Seaborne gangs are making tens of millions of dollars in ransoms, and despite successful efforts to quell attacks in the Gulf of Aden, international navies have struggled to contain piracy in the Indian Ocean owing to the vast distances involved.
Ship industry associations have warned that over 40 percent of the world's seaborne oil supply passing through the Gulf of Aden and the Arabian Sea was at high risk from better equipped Somali pirates, who are able to operate further out at sea and for longer periods using mother ships.
The attack on the Savina Caylyn took place some 500 miles off the coast of India and 800 miles off Somalia, an Italian Navy spokesman said on Tuesday, adding that no-one among the crew of 17 Indians and five Italians was reported hurt.

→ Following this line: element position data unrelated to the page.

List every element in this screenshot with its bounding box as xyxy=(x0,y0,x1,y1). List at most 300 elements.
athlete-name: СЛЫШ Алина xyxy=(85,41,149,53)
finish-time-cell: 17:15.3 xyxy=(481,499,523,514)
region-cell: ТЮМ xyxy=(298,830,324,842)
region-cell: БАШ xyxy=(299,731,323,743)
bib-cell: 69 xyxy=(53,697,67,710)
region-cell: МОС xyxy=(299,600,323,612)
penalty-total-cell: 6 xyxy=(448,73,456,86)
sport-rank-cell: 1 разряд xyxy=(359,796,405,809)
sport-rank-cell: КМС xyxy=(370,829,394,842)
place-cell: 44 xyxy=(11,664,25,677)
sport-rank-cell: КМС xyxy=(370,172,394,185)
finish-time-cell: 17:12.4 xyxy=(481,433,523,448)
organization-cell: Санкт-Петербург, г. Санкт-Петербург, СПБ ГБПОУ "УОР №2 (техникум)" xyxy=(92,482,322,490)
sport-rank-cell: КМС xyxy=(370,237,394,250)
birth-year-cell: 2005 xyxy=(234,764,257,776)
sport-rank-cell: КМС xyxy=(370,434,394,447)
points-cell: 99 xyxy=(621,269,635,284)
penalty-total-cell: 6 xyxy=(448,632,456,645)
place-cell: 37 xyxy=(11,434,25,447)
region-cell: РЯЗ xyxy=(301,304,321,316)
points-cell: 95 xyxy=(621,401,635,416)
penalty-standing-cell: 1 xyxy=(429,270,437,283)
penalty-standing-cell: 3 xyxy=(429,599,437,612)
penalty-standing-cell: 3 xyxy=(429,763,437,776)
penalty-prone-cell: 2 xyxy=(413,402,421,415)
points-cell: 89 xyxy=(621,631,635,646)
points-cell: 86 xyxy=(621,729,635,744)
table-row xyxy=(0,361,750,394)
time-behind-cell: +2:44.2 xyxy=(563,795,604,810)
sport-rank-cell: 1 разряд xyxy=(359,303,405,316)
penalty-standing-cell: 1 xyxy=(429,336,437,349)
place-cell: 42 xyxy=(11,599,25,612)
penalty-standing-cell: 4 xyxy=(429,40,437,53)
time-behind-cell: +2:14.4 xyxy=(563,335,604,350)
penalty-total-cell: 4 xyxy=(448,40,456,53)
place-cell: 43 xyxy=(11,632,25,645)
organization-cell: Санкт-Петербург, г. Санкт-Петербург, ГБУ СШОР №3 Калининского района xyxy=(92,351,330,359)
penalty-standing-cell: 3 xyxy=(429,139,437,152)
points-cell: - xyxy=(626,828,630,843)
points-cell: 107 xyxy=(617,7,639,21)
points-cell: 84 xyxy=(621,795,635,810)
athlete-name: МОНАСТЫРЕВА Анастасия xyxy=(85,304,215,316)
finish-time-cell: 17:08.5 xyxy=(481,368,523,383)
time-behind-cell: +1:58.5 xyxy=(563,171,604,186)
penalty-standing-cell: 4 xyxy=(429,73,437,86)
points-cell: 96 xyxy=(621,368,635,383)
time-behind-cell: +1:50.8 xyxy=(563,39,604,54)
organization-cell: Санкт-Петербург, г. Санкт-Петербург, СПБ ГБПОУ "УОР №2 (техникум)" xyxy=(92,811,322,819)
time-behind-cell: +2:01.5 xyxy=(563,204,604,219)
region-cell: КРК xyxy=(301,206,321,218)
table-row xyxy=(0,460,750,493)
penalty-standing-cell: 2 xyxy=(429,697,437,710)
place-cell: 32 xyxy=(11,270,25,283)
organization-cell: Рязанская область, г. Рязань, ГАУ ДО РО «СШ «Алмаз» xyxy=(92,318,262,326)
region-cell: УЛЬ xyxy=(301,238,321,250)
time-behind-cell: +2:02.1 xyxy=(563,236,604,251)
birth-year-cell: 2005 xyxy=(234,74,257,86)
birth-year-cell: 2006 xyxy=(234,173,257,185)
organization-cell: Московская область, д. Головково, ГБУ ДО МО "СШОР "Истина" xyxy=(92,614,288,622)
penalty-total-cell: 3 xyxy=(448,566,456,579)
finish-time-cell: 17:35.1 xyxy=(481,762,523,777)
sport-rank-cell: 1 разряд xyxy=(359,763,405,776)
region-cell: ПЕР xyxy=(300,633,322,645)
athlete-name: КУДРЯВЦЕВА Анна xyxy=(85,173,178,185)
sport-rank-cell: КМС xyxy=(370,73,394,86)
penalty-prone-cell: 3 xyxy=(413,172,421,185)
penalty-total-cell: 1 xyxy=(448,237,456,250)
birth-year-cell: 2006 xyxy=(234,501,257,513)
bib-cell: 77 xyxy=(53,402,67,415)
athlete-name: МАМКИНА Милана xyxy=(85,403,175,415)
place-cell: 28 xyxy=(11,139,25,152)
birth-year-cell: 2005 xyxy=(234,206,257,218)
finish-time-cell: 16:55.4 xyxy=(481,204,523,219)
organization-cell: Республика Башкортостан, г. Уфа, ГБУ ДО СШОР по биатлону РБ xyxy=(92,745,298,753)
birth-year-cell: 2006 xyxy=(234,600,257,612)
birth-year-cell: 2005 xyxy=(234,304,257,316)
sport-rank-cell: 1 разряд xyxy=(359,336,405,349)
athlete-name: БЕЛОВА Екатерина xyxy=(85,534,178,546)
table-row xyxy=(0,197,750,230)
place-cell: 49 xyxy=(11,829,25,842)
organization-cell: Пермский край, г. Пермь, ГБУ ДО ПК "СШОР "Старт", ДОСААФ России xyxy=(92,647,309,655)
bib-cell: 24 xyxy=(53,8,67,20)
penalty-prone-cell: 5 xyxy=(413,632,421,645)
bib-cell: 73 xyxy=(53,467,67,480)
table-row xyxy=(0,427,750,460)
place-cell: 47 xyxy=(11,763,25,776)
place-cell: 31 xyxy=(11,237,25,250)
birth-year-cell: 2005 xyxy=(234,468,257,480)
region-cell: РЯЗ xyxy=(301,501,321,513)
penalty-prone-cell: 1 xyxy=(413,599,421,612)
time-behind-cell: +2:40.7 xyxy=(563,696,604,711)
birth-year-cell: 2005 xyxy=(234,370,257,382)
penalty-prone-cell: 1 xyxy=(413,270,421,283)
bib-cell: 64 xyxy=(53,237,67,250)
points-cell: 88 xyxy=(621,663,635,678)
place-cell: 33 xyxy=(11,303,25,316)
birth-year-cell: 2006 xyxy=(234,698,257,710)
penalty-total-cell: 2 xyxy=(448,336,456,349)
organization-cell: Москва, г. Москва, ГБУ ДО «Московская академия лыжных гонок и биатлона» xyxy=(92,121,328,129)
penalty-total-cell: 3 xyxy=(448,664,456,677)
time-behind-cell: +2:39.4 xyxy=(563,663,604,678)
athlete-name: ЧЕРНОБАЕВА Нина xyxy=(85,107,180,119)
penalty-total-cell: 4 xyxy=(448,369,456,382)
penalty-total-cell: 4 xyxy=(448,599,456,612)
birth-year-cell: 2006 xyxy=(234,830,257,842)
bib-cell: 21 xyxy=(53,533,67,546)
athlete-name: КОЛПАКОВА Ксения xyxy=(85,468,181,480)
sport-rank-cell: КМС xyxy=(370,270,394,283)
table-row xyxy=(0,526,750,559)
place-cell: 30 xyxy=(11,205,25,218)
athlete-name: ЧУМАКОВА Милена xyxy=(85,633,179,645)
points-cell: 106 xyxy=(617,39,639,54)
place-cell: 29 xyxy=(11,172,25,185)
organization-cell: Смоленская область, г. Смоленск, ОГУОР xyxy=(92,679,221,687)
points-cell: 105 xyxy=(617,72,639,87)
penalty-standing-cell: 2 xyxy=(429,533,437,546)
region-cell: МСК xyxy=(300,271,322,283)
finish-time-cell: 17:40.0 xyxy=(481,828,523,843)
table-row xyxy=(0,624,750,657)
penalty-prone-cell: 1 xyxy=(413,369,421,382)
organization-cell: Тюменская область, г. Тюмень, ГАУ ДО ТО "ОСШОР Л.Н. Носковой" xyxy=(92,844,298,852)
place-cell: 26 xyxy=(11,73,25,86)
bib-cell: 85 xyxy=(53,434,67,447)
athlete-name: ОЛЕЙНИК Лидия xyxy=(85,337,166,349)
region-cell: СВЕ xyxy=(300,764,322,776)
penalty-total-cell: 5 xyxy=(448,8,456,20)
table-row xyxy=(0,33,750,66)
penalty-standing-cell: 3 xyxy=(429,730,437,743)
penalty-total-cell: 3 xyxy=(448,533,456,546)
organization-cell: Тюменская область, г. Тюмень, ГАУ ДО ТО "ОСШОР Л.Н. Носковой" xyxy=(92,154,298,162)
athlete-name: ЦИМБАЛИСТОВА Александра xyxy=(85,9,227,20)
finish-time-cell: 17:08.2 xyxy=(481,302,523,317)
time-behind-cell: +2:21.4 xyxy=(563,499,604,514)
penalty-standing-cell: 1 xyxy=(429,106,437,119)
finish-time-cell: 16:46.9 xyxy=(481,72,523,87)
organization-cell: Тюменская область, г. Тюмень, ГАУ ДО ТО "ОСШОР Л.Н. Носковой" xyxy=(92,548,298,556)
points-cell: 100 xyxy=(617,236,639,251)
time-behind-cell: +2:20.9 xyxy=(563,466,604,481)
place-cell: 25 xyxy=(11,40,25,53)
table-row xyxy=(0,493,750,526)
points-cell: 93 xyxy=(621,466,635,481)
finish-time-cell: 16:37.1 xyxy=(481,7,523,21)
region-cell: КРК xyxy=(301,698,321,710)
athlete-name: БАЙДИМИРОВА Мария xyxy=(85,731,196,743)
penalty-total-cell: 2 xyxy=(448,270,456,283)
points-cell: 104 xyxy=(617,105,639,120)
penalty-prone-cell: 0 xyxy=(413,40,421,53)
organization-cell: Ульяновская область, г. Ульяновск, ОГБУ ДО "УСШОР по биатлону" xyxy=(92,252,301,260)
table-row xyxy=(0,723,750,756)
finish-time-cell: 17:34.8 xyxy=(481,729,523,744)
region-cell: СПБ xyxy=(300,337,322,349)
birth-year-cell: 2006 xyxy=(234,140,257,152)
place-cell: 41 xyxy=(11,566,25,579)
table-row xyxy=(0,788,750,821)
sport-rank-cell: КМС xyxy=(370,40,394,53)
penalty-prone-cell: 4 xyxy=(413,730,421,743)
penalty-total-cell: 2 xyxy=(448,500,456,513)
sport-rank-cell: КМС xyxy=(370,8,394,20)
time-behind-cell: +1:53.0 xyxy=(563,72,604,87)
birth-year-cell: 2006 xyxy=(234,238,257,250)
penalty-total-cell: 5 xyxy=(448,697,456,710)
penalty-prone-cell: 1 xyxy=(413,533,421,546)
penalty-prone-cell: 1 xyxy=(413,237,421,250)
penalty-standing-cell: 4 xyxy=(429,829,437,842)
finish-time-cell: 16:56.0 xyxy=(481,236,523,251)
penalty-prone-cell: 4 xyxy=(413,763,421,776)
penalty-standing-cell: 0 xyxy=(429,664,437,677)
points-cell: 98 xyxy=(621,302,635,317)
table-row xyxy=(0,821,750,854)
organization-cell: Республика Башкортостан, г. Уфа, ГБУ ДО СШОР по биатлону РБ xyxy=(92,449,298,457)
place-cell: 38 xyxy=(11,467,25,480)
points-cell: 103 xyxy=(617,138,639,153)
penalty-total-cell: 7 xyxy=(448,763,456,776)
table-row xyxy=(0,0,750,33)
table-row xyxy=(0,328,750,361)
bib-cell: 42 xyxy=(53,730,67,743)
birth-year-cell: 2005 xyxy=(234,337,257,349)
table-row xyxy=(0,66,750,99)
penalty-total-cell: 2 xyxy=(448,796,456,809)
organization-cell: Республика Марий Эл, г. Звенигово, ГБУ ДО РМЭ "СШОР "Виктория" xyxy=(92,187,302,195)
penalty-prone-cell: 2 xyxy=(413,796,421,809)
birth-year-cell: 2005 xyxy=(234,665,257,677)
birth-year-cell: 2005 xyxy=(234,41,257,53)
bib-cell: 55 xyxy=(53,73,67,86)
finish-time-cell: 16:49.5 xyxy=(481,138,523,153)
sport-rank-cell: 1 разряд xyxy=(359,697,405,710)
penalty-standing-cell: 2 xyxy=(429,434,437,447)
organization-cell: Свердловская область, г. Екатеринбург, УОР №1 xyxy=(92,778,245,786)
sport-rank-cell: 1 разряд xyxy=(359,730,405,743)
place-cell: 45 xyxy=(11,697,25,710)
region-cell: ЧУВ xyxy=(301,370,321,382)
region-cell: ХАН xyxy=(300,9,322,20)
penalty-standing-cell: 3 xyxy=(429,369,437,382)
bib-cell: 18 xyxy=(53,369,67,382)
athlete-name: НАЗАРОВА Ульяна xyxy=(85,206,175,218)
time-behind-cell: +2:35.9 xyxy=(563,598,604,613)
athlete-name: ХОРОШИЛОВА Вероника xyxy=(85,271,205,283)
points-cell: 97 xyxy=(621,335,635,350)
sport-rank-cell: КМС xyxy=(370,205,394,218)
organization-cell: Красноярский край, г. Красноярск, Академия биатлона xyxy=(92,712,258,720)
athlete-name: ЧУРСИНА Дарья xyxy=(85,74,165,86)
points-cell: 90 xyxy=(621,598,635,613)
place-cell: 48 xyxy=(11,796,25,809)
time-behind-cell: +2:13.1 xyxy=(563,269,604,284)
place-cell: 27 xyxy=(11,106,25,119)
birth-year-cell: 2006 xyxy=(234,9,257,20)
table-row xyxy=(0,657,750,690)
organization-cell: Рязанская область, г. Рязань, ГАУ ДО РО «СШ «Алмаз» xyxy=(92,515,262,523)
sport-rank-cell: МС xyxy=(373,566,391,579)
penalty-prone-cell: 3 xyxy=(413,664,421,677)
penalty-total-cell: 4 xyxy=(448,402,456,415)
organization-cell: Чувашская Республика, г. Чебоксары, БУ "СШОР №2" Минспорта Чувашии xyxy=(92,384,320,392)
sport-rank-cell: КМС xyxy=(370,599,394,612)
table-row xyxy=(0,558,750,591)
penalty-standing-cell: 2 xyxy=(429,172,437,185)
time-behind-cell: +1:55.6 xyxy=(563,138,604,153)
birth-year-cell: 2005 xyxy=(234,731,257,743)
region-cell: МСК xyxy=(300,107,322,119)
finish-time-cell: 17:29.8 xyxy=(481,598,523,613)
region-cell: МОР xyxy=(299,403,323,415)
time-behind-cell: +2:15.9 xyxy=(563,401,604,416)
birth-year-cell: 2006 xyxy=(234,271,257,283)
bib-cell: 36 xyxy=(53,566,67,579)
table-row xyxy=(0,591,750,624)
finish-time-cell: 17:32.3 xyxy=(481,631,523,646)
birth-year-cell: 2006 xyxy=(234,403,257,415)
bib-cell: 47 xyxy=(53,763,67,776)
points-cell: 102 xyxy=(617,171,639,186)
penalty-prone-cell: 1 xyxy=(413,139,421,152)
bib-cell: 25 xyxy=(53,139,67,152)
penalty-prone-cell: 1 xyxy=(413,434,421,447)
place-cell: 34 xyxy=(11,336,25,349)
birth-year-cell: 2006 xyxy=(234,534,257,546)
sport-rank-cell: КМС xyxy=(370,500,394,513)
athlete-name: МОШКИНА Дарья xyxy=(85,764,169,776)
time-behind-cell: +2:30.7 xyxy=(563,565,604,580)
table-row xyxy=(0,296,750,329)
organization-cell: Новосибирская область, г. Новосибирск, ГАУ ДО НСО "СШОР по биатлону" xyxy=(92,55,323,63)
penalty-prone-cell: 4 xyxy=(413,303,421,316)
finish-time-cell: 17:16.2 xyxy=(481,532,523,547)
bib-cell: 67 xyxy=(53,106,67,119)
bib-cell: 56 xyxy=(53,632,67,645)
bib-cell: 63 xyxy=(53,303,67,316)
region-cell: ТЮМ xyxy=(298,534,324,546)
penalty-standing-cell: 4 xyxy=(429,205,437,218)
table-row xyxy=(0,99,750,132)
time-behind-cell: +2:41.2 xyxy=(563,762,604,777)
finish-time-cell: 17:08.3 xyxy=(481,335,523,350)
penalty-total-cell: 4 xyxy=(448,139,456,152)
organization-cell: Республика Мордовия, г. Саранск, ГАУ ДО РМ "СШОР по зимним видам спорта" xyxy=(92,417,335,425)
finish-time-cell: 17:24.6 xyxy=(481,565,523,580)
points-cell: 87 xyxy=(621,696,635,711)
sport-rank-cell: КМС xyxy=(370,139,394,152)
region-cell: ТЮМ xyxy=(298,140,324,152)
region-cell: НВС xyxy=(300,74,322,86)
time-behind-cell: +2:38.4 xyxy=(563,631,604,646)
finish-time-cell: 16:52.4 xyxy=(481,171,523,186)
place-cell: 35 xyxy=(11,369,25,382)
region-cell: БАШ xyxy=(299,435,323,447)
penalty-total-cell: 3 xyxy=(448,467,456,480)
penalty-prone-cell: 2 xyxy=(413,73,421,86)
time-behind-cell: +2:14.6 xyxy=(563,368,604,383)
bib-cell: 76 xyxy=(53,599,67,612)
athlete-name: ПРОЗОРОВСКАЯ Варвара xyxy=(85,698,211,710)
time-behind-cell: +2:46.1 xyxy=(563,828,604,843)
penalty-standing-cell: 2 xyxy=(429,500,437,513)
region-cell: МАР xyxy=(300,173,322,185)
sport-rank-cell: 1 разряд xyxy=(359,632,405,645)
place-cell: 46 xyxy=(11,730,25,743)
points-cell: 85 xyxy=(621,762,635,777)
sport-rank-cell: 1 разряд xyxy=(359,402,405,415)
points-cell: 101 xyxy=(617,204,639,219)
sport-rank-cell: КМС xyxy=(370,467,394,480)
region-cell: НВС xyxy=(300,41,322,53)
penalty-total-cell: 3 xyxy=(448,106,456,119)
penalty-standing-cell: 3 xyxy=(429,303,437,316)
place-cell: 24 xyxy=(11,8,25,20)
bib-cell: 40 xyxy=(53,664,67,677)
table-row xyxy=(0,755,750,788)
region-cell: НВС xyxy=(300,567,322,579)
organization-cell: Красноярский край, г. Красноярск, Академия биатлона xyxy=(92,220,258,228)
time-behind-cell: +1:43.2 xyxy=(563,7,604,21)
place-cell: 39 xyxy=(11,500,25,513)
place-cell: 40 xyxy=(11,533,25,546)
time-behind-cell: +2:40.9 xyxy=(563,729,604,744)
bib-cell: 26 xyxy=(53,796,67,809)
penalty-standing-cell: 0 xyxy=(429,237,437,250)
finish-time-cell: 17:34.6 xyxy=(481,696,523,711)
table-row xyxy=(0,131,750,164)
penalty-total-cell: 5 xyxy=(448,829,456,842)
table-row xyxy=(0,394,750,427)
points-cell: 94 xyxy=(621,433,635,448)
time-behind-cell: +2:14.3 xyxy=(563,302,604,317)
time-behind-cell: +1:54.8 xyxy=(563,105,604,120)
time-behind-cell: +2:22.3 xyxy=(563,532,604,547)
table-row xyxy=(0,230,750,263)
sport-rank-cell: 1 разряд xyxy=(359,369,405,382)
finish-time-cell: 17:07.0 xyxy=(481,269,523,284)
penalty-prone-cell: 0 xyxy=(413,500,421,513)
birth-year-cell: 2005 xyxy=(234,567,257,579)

"It is heading west, in the direction of Somalia," Commander Paddy O'Kennedy, spokesman for the European Union Naval Force (EUNAVFOR) said later on Tuesday. "This is what we expected at this stage."

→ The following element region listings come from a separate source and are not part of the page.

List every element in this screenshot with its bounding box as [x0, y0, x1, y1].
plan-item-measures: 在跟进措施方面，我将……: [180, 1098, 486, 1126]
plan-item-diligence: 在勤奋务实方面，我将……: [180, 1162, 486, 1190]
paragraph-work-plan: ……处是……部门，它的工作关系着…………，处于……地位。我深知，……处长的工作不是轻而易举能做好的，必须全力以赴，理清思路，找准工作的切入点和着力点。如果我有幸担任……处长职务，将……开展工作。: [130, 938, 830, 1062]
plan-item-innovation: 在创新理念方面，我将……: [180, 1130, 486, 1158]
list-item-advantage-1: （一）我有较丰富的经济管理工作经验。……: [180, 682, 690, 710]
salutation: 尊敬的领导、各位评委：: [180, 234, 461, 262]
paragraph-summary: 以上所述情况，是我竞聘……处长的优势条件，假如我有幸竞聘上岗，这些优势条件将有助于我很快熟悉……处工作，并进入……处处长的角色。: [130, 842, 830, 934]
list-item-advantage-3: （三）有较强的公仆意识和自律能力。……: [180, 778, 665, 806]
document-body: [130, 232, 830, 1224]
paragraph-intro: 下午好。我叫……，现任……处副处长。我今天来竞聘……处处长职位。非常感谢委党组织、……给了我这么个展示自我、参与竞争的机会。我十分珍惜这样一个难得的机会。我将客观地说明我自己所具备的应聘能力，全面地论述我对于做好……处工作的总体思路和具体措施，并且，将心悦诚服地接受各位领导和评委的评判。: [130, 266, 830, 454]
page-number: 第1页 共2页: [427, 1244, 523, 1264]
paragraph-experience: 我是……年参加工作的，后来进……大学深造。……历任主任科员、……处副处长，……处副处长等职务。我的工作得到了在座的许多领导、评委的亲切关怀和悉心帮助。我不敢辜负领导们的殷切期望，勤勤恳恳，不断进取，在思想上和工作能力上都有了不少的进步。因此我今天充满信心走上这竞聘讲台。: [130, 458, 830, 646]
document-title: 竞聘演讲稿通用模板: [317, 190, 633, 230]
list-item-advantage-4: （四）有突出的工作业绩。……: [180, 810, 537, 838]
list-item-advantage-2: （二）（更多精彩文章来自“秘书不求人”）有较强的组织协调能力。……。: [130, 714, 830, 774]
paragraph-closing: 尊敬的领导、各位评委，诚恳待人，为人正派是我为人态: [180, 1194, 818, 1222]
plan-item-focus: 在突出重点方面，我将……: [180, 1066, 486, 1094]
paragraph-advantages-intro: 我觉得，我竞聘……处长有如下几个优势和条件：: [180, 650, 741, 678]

EUNAVFOR said the vessel was boarded early on Tuesday after a sustained attack by one small high speed craft known as a skiff with five pirates firing small arms and four rocket propelled grenades.
An Italian navy frigate was heading to the scene but was some 600 miles away.
Responding to the growing threat, London's marine insurance market has expanded the stretch of waterways deemed high risk from seaborne raiders to include the Gulf of Oman and a wider stretch of the Indian Ocean.